Slower speeds would mean larger structures.

So how large do you think one data centre (including its energy 
collection and heat sink) would be likely to be?

I'm guessing something between 10km and 1000km in diameter, and very 
thin. So trillions of these could be spread out round a star, and 
probably be fairly invisible from a distance.

Or do you think the data centres would be humungous?

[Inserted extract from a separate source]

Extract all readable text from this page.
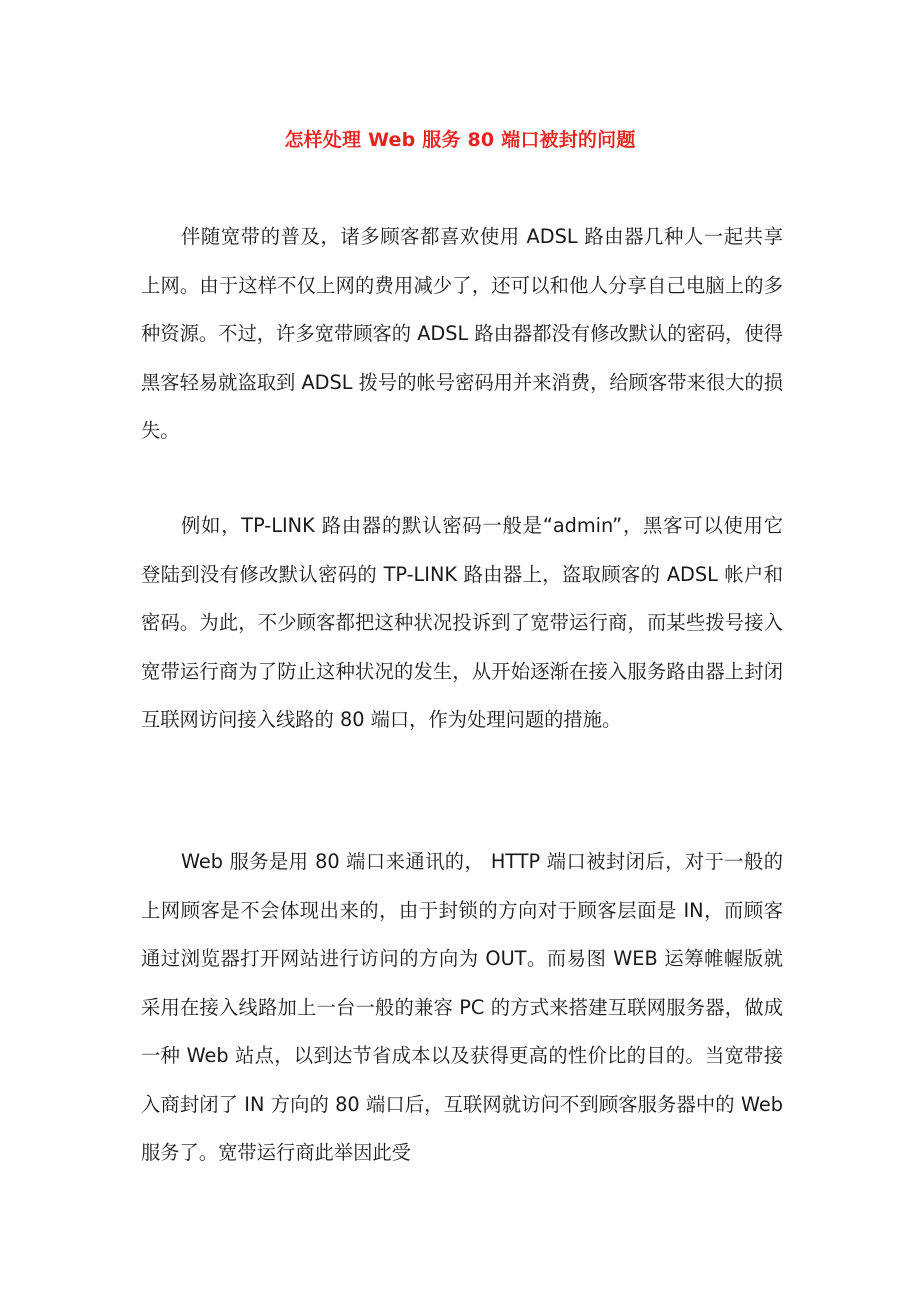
怎样处理 Web 服务 80 端口被封的问题

伴随宽带的普及，诸多顾客都喜欢使用 ADSL 路由器几种人一起共享上网。由于这样不仅上网的费用减少了，还可以和他人分享自己电脑上的多种资源。不过，许多宽带顾客的 ADSL 路由器都没有修改默认的密码，使得黑客轻易就盗取到 ADSL 拨号的帐号密码用并来消费，给顾客带来很大的损失。

例如，TP-LINK 路由器的默认密码一般是“admin”，黑客可以使用它登陆到没有修改默认密码的 TP-LINK 路由器上，盗取顾客的 ADSL 帐户和密码。为此，不少顾客都把这种状况投诉到了宽带运行商，而某些拨号接入宽带运行商为了防止这种状况的发生，从开始逐渐在接入服务路由器上封闭互联网访问接入线路的 80 端口，作为处理问题的措施。

Web 服务是用 80 端口来通讯的， HTTP 端口被封闭后，对于一般的上网顾客是不会体现出来的，由于封锁的方向对于顾客层面是 IN，而顾客通过浏览器打开网站进行访问的方向为 OUT。而易图 WEB 运筹帷幄版就采用在接入线路加上一台一般的兼容 PC 的方式来搭建互联网服务器，做成一种 Web 站点，以到达节省成本以及获得更高的性价比的目的。当宽带接入商封闭了 IN 方向的 80 端口后，互联网就访问不到顾客服务器中的 Web 服务了。宽带运行商此举因此受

As you say, this conflicts with speed-of-light delay, and I'm wondering 
what would be the point of connecting individual collections of 
computing substrate with solid mass rather than empty space? Would this 
be necessary for the energy collection etc? So you'd have a huge plate 
of solar collectors and heat sinks, with individual processing centres 
dotted about in it? Or something else?

I'm not a numbers guy, and I know that you (and others here) are, and I 
know better than to argue with the numbers, so what do the numbers say? 
Lots of small (relatively small, on a solar-system scale. Say no bigger 
than 5000km) units spread out around a star, or one (or a few) 
ginormously huge structures*, hundreds of times bigger in area than the 
surface of earth, easily detectable from a distance?

Or are there other options that make more sense?

And how does what we see at Tabby's star etc., fit in with this?

-- 

Ben

* Interesting question: How big could a huge flat (or curved) continuous structure be? There must be factors that limit the size
(gravitational forces, tensile strength, perhaps other things)?